Facts About Spanakopita
Spanakopita, which translates to "spinach pie" is a cherished Greek pastry filled with a delectable mixture of spinach and feta cheese. This savory treat has been a staple of Greek cuisine since ancient times, with references dating as far back as the fifth century B.C.
The classic spanakopita filling features spinach, feta cheese, onions or scallions, eggs, and a blend of seasonings. Occasionally, other white cheeses like kefalotyri are added or used as substitutes for feta. To enhance the flavor, herbs such as dill, mint, and parsley are often included.
The filling is encased in layers of phyllo pastry, brushed with butter or olive oil. You can bake it in a large pan or shape it into individual triangles. While phyllo dough is the traditional choice, some recipes call for a thicker, village-style pastry known as horiatiko, or even puff pastry. The result is a golden, flaky crust, often made more appealing with a touch of butter and egg yolk. Spanakopita is delicious whether served hot or at room temperature.

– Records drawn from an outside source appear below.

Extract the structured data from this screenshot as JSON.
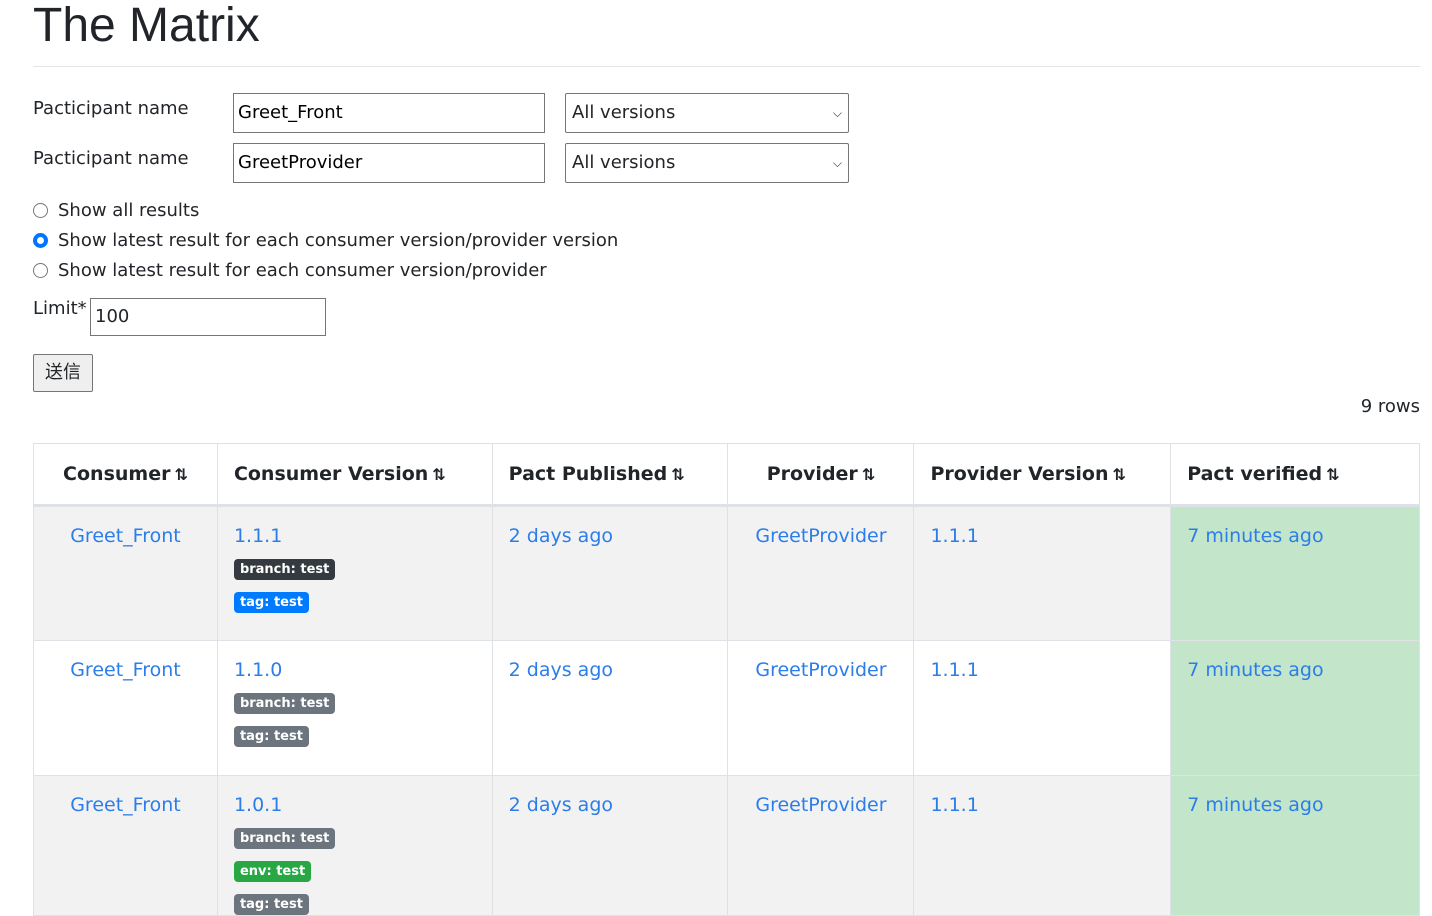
{
  "title": "The Matrix",
  "form": {
    "participants": [
      {
        "label": "Pacticipant name",
        "value": "Greet_Front",
        "version": "All versions"
      },
      {
        "label": "Pacticipant name",
        "value": "GreetProvider",
        "version": "All versions"
      }
    ],
    "radios": [
      {
        "label": "Show all results",
        "checked": false
      },
      {
        "label": "Show latest result for each consumer version/provider version",
        "checked": true
      },
      {
        "label": "Show latest result for each consumer version/provider",
        "checked": false
      }
    ],
    "limit_label": "Limit*",
    "limit_value": "100",
    "submit": "送信"
  },
  "row_count": "9 rows",
  "columns": [
    "Consumer",
    "Consumer Version",
    "Pact Published",
    "Provider",
    "Provider Version",
    "Pact verified"
  ],
  "sort_icon": "⇅",
  "rows": [
    {
      "consumer": "Greet_Front",
      "version": "1.1.1",
      "badges": [
        {
          "text": "branch: test",
          "color": "#343a40"
        },
        {
          "text": "tag: test",
          "color": "#007bff"
        }
      ],
      "published": "2 days ago",
      "provider": "GreetProvider",
      "provider_version": "1.1.1",
      "verified": "7 minutes ago"
    },
    {
      "consumer": "Greet_Front",
      "version": "1.1.0",
      "badges": [
        {
          "text": "branch: test",
          "color": "#6c757d"
        },
        {
          "text": "tag: test",
          "color": "#6c757d"
        }
      ],
      "published": "2 days ago",
      "provider": "GreetProvider",
      "provider_version": "1.1.1",
      "verified": "7 minutes ago"
    },
    {
      "consumer": "Greet_Front",
      "version": "1.0.1",
      "badges": [
        {
          "text": "branch: test",
          "color": "#6c757d"
        },
        {
          "text": "env: test",
          "color": "#28a745"
        },
        {
          "text": "tag: test",
          "color": "#6c757d"
        }
      ],
      "published": "2 days ago",
      "provider": "GreetProvider",
      "provider_version": "1.1.1",
      "verified": "7 minutes ago"
    }
  ]
}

For those observing religious fasts, there's a vegan version of spanakopita that omits eggs and dairy, using only spinach, green herbs, olive oil, and wheat flour. Modern vegan versions might substitute tofu for cheese. In rural areas of Greece, variations often include leeks, chard, and sorrel alongside the spinach.
Spanakopita shares similarities with other dishes such as Italy's torta pasqualina and Serbia and Bosnia's pita zeljanica. In Gibraltar, it’s common to find versions that use cheddar or edam cheese instead of feta. This iconic Greek pastry appears in cookbooks, restaurants, and hotel menus worldwide, showcasing its broad appeal and enduring popularity.